Uber 已将其网络监控从僵化、手动的本地堆栈转型为可编程的云原生可观测性平台。新架构包含灵活的数据摄取流水线、中央告警系统以及一个通过 API 自动在全区范围内分配工作负载的 “Dynamic Config” 服务。这一转变强调了供应商独立性和成本控制,通过利用 Prometheus 和 Grafana 等开源工具显著降低了授权费用。至关重要的是,Uber 将此次基础设施现代化视为 AI 的先决条件,认为标准化且干净的遥测数据是未来 AI 驱动的预测性维护和自动化根因分析的核心基础。
Transportation company Uber has published an account of its new observability platform on its blog, highlighting that for them, network visibility is now a strategic capability rather than a set of discrete monitoring tools.
In the article, Uber describes how it has replaced a monolithic, on-premises monitoring stack with a modular cloud native observability platform built around open source technologies and APIs.

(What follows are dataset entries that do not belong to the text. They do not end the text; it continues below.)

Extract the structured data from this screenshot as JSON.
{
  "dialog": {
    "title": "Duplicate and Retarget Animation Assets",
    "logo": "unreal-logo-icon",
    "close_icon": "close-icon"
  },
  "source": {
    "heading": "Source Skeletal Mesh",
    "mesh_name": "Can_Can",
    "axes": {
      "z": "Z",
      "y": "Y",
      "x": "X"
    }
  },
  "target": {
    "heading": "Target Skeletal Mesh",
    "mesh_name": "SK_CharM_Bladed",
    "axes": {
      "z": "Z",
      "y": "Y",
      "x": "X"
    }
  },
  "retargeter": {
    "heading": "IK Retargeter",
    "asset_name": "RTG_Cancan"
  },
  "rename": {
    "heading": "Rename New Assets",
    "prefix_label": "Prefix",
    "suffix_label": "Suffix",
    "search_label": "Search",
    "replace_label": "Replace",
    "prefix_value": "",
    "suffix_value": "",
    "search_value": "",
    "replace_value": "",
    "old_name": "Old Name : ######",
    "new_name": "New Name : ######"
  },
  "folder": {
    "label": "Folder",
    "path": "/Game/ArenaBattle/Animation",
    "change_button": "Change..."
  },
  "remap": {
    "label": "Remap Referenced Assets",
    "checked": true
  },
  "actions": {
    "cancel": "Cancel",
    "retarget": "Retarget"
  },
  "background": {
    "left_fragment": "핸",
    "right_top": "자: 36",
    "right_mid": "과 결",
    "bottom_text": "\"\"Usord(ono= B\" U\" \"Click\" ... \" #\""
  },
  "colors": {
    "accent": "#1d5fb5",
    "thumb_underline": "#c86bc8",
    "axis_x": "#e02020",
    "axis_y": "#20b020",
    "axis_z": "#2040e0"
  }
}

The authors explain that the old system relied on heavyweight components and manual configuration, which could not keep pace with rapid changes across offices, data centres and cloud environments. They state that they have now built a flexible data ingestion pipeline, a central alert ingestion application and a dynamic configuration service that together route telemetry, normalise alerts and keep collector configurations aligned with the live network inventory.

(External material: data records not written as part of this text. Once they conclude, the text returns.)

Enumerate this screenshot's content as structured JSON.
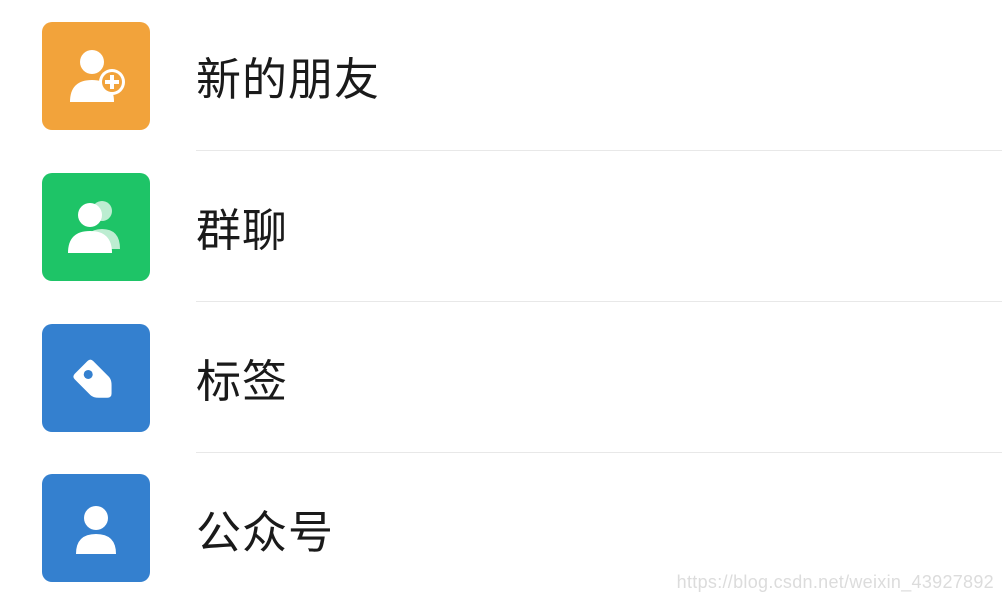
{
  "contacts_menu": {
    "items": [
      {
        "label": "新的朋友",
        "icon": "add-friend-icon",
        "color": "#f2a33b"
      },
      {
        "label": "群聊",
        "icon": "group-chat-icon",
        "color": "#1ec467"
      },
      {
        "label": "标签",
        "icon": "tag-icon",
        "color": "#3480cf"
      },
      {
        "label": "公众号",
        "icon": "official-account-icon",
        "color": "#3480cf"
      }
    ]
  },
  "watermark": "https://blog.csdn.net/weixin_43927892"
}
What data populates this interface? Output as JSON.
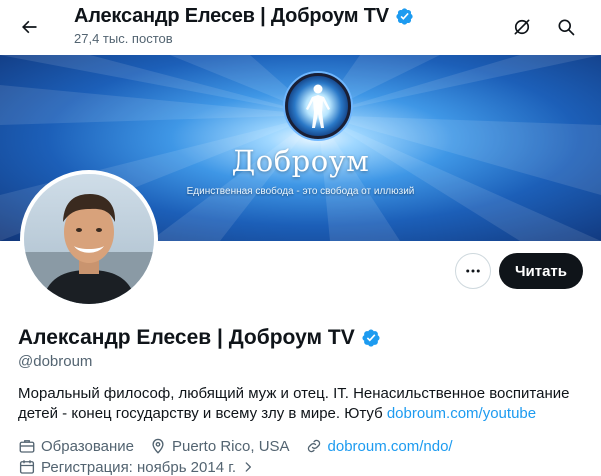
{
  "header": {
    "title": "Александр Елесев | Доброум TV",
    "post_count": "27,4 тыс. постов"
  },
  "banner": {
    "brand": "Доброум",
    "tagline": "Единственная свобода - это свобода от иллюзий"
  },
  "actions": {
    "follow_label": "Читать"
  },
  "profile": {
    "name": "Александр Елесев | Доброум TV",
    "handle": "@dobroum",
    "bio_text": "Моральный философ, любящий муж и отец. IT. Ненасильственное воспитание детей - конец государству и всему злу в мире. Ютуб ",
    "bio_link": "dobroum.com/youtube",
    "category": "Образование",
    "location": "Puerto Rico, USA",
    "website": "dobroum.com/ndo/",
    "joined": "Регистрация: ноябрь 2014 г."
  },
  "colors": {
    "accent": "#1d9bf0",
    "verified": "#1d9bf0",
    "text_primary": "#0f1419",
    "text_secondary": "#536471",
    "follow_button": "#0f1419"
  },
  "icons": {
    "back": "arrow-left-icon",
    "grok": "grok-icon",
    "search": "search-icon",
    "verified": "verified-badge-icon",
    "more": "more-horizontal-icon",
    "category": "briefcase-icon",
    "location": "location-pin-icon",
    "website": "link-icon",
    "joined": "calendar-icon",
    "joined_chevron": "chevron-right-icon"
  }
}
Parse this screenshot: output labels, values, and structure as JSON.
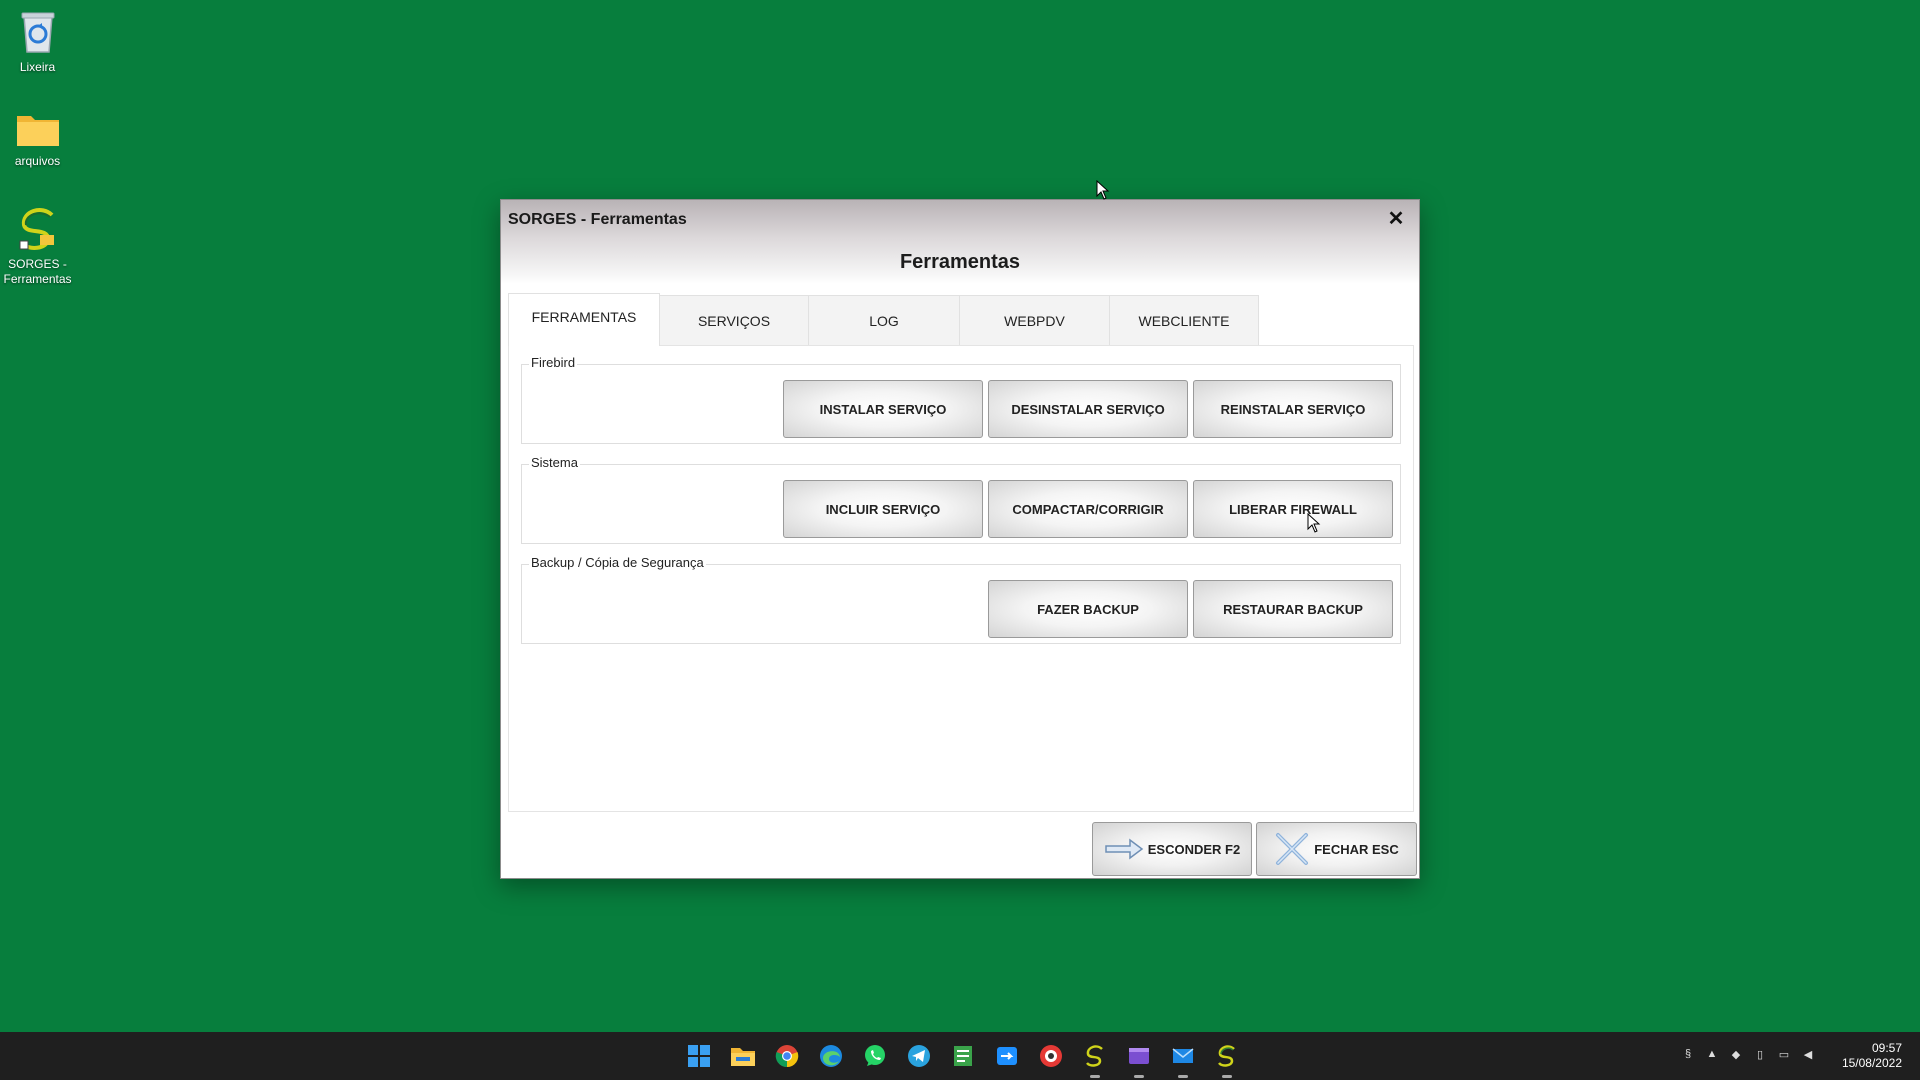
{
  "desktop": {
    "icons": [
      {
        "label": "Lixeira"
      },
      {
        "label": "arquivos"
      },
      {
        "label": "SORGES - Ferramentas"
      }
    ]
  },
  "window": {
    "title": "SORGES - Ferramentas",
    "close_glyph": "✕",
    "heading": "Ferramentas",
    "tabs": [
      {
        "label": "FERRAMENTAS",
        "active": true
      },
      {
        "label": "SERVIÇOS"
      },
      {
        "label": "LOG"
      },
      {
        "label": "WEBPDV"
      },
      {
        "label": "WEBCLIENTE"
      }
    ],
    "groups": {
      "firebird": {
        "title": "Firebird",
        "buttons": [
          "INSTALAR SERVIÇO",
          "DESINSTALAR SERVIÇO",
          "REINSTALAR SERVIÇO"
        ]
      },
      "sistema": {
        "title": "Sistema",
        "buttons": [
          "INCLUIR SERVIÇO",
          "COMPACTAR/CORRIGIR",
          "LIBERAR FIREWALL"
        ]
      },
      "backup": {
        "title": "Backup / Cópia de Segurança",
        "buttons": [
          "FAZER BACKUP",
          "RESTAURAR BACKUP"
        ]
      }
    },
    "footer": {
      "hide_label": "ESCONDER F2",
      "close_label": "FECHAR ESC"
    }
  },
  "taskbar": {
    "apps": [
      "start-icon",
      "file-explorer-icon",
      "chrome-icon",
      "edge-icon",
      "whatsapp-icon",
      "telegram-icon",
      "notepad-icon",
      "remote-icon",
      "app-icon",
      "sorges-icon",
      "media-icon",
      "mail-icon",
      "sorges-tools-icon"
    ],
    "clock": {
      "time": "09:57",
      "date": "15/08/2022"
    }
  },
  "colors": {
    "desktop_bg": "#077e3d",
    "taskbar_bg": "#1f1f1f"
  }
}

The post explains that automation is a large part of Uber's new approach to observability. In the blog, the team explains how its Dynamic Config application automatically redistributes polling workloads across regions and deploys configuration changes globally via APIs rather than by having engineers making manual changes. They frame the monitoring fleet as a programmable surface that engineers can influence by adding metadata and policies. This position mirrors other recent work on cloud infrastructure observability, where engineers describe platforms that ingest and correlate metrics, events, logs, and traces in near real-time and manage alerts through central policies. In line with this, Uber’s post presents automation as the only viable way to manage observability at corporate scale, and not just as an add-on. The authors detail how the CorpNet Observability Platform monitors routers, switches, power distribution units and other infrastructure devices that support their collaboration and enterprise applications.

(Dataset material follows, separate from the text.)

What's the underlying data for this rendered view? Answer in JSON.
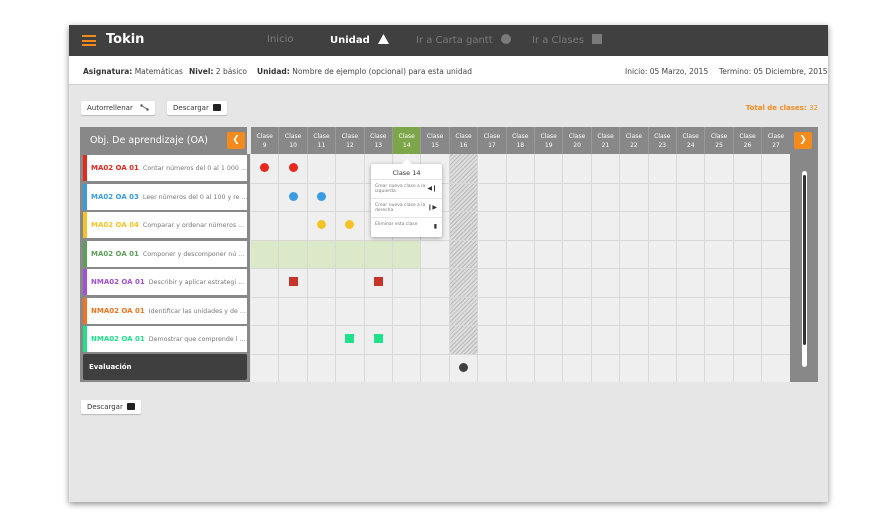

Uber have also made significant efforts around vendor independence and cost control. In the post, the engineers explain that the shift to a cloud-native open-source first stack cut "hundreds of thousands of dollars" in recurring licence fees and reduced its dependence on commercial software. The company describes how it deployed open-source components together with its own alert ingestion and configuration system to make a full platform. This approach reflects findings from recent observability surveys, such as one from Logz.io, which reports that many organisations heavily use open-source tools like Prometheus and Grafana as part of an effort to contain the costs of commercial platforms. This contrasts with vendor narratives which promote integrated off-the-shelf observability platforms which abstract away implementation details. The article also clearly implies that Uber is willing to invest engineering effort in exchange for a lower recurring spend and more flexibility.
Uber’s engineers also use the blog to set expectations about the role of AI, with their existing work forming a foundation for future AI-based automation. They argue that by cleaning and standardising telemetry now, they create conditions for "even smarter, AI driven network operations" in the future. Other industry pieces echo this idea. Network provider Equinix, for example, writes that generative AI can add "a further level of intelligence to network observability" by improving alert handling and speeding up root cause analysis. Articles on AI driven data centre networks make similar points and present observability data as the fuel for anomaly detection and predictive maintenance.
Across all of these topics, the blog post presents observability as an ongoing practice rather than a one time project. Uber have chosen a long-distance running metaphor and it writes about changing shoes and pacing strategy as it progresses. Other recent reports and guides, such as this from Splunk, adopt similar language and describe observability as a "discipline" that demands sustained investment in tools, skills and process.
"Generative AI is bringing a further level of intelligence to network observability, allowing users to monitor their networks, manage alerts, proactively detect issues and assess performance holistically," writes Equinix’s network observability team in its 2025 analysis of AI and network operations. Uber’s blog post shows how a large technology company can prepare for that future by first rebuilding its internal observability foundations and only then inviting AI to sit on top.
The Uber blog post concludes by claiming that Uber's new observability platform is ready to support both current operations and future AI-driven capabilities.